Shorter metabolic cycles would favor the emergence of ultradian rather than circadian rhythms.

In contrast to Drosophila, microarray studies in mice benefit from the easy separation of cells representing the major organ systems. When the identities of genes falling under the control of circadian clocks in diverse tissues are compared, differences far outweigh similarities, in contrast to the molecular organization of the clock itself, which is largely invariant. To better illustrate this point, consider one listing of clock-controlled genes from liver and a portion of the hypothalamus (suprachiasmatic nucleus) that included >300 responsive genes in each tissue. Fewer than 30 genes were common to both lists (7). Another study comparing heart and liver found a similar bias toward divergent circadian control (8). Because the average roster of clock-controlled genes represents 5–10% of the expressed genes sampled in each tissue, one can safely guess that most mouse genes would be found to fall under circadian control in at least one cell type if the analysis were extended to just a few more tissues. Whereas the yeast ≈40-min clock must pack all this control into a single cell type, multicellularity brings with it the opportunity for sorting temporal control according to cell identity.

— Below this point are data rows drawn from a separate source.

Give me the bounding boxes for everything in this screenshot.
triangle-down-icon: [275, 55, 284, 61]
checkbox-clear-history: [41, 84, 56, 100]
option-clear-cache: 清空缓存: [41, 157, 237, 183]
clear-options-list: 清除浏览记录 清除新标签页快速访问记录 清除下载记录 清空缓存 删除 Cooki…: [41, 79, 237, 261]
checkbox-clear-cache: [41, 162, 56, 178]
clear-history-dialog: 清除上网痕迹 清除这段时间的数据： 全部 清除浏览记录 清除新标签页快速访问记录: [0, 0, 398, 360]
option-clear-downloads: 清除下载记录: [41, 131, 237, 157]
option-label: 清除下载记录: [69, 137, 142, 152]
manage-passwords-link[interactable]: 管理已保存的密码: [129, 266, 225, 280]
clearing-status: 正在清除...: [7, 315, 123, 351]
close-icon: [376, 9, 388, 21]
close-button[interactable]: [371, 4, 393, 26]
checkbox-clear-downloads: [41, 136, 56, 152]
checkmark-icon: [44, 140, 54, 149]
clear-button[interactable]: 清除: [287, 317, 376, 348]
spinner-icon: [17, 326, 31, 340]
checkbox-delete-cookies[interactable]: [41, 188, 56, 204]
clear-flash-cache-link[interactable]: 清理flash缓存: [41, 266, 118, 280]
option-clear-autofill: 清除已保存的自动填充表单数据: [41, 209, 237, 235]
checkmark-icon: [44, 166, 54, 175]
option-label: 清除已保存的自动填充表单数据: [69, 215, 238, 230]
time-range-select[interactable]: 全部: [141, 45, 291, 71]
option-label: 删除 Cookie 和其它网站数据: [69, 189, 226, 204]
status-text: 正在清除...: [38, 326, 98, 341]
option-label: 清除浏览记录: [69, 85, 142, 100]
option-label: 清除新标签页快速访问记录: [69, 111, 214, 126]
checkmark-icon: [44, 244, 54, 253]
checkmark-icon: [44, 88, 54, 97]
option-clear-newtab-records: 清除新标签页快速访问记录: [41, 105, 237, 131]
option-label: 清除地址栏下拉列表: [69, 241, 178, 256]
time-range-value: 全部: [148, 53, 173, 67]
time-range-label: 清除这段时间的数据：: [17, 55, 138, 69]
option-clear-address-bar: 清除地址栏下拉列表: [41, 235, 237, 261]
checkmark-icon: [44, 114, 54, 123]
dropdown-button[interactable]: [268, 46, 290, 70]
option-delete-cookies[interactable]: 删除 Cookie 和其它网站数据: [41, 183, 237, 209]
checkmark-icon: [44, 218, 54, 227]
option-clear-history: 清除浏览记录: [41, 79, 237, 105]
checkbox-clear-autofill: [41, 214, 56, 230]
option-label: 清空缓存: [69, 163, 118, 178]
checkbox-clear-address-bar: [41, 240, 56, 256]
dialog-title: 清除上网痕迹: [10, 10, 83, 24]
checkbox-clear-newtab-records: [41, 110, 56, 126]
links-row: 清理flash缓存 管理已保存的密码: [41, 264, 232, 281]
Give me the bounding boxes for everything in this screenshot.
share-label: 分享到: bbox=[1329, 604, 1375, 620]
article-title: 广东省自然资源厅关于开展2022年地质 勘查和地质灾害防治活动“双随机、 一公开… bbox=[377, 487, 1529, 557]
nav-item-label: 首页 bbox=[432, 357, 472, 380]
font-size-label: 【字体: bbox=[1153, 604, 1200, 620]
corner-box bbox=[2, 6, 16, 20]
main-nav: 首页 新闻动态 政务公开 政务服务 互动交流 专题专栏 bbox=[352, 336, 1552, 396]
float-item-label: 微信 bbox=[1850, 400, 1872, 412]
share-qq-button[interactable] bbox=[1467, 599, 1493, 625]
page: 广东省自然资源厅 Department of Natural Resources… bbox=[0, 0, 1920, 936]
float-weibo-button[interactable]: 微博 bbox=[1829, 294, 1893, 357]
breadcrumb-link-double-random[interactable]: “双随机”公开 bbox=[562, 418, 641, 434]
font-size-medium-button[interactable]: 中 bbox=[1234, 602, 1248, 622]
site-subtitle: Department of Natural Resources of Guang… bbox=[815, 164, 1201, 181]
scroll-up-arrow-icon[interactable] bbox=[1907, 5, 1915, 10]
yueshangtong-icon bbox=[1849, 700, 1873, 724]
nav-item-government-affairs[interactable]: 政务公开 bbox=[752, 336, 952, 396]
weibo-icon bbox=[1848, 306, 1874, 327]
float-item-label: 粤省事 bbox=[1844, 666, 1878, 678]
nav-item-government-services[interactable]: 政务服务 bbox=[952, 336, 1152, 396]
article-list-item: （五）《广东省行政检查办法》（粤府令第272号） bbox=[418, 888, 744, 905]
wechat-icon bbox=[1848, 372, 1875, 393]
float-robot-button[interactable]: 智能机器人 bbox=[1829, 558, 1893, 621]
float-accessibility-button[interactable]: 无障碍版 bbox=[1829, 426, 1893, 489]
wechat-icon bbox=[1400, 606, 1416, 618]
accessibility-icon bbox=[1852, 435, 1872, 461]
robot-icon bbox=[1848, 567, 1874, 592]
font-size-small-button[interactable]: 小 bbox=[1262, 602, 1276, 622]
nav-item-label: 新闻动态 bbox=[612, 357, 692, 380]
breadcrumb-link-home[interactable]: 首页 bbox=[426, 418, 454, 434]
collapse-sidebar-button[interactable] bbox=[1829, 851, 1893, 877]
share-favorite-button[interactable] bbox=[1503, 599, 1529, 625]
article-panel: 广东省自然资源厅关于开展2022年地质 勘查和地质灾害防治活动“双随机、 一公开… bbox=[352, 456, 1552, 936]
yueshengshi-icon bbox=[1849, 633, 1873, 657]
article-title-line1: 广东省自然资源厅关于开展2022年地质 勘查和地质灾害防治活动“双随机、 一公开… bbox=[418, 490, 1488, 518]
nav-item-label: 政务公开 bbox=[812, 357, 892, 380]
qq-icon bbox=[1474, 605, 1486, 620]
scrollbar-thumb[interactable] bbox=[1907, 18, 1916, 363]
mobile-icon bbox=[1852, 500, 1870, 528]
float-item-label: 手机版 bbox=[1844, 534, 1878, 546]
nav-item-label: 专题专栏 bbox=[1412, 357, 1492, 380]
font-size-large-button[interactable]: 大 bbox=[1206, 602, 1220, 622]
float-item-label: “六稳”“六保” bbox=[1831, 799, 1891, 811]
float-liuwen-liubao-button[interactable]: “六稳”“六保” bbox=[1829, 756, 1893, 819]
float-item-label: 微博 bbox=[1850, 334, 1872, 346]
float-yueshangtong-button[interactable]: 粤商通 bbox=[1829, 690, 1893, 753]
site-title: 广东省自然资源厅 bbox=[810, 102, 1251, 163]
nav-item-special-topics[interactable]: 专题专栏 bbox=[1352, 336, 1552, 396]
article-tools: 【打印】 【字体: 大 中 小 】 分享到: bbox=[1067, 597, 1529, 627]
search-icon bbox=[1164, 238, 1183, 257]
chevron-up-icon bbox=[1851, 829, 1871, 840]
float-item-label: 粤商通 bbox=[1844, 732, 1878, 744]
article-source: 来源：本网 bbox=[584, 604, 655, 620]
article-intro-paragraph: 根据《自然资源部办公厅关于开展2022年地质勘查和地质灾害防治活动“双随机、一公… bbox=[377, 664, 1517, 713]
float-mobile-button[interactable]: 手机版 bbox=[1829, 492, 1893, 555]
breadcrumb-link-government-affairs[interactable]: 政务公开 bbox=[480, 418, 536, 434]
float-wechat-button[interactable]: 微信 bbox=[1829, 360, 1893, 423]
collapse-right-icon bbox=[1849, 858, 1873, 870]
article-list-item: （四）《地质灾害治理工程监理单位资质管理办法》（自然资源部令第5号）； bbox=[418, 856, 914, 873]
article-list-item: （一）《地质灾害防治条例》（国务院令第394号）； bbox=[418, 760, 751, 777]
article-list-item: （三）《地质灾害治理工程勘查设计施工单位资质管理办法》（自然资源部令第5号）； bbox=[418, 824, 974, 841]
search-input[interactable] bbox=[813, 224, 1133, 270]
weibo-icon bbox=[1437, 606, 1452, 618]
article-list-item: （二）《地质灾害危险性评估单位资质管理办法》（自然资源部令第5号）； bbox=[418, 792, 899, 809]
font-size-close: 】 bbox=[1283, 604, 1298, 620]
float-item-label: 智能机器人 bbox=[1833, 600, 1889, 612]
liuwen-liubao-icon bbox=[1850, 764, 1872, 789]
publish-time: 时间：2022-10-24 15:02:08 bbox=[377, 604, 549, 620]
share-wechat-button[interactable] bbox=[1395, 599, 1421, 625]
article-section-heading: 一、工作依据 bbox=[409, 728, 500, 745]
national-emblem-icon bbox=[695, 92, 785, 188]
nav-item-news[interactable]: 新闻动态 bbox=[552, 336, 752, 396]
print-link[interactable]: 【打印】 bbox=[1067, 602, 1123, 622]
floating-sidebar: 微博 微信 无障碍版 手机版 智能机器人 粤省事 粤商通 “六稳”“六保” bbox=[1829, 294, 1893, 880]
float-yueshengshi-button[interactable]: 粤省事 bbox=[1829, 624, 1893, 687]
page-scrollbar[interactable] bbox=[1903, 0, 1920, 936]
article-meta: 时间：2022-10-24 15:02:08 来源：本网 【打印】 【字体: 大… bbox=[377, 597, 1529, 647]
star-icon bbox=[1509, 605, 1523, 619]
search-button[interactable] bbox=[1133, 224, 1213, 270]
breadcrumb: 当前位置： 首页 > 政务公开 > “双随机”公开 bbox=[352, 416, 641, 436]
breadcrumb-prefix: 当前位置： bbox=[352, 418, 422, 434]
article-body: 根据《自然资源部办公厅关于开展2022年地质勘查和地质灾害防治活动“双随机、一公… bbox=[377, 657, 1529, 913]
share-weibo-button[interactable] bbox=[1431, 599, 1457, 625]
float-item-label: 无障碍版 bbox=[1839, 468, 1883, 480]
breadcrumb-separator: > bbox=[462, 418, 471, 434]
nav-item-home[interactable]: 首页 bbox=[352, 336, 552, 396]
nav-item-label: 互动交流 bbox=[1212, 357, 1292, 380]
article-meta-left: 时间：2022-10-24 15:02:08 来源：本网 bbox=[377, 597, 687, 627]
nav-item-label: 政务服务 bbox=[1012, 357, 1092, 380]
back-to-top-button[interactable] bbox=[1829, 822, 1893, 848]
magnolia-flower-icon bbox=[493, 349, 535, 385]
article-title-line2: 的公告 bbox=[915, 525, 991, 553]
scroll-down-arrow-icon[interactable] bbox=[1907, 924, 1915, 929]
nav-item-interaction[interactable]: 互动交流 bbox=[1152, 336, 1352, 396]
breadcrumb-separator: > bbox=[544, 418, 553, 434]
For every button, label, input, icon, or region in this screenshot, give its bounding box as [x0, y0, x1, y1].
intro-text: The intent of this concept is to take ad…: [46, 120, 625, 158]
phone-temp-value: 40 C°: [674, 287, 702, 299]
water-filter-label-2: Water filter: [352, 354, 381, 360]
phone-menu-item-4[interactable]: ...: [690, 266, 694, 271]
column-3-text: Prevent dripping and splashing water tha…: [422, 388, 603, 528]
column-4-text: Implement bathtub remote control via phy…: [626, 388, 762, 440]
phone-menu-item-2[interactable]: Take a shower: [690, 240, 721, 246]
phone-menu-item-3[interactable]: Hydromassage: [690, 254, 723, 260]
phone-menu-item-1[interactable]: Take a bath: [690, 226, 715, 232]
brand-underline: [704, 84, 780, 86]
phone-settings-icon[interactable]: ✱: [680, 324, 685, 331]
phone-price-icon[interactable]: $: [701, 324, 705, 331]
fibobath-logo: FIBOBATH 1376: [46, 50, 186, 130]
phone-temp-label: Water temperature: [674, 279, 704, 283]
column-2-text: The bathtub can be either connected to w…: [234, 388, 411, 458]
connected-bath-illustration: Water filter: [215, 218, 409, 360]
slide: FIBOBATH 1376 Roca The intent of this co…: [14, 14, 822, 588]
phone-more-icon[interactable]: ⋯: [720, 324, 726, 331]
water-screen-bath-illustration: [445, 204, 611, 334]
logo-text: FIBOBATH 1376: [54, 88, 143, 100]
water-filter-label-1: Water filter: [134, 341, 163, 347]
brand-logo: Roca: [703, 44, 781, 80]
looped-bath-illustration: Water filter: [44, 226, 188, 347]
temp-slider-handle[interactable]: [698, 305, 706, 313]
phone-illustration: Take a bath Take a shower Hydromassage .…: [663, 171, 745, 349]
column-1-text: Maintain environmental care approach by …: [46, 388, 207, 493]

Are there clues about the composition of the new yeast pacemaker? Klevecz et al. (13) point out that mutations have been recovered by others that substantially alter the period of the respiratory oscillation. Just as genetic screens have cracked open the circadian clockworks (26), mutations affecting the yeast timer will surely expose its mechanism. In fact, it is already claimed that a first gene affecting the yeast rhythms carries a short sequence that previously tied together the period and frequency genes of the Drosophila and Neurospora circadian clocks (27). It is time to take a closer look.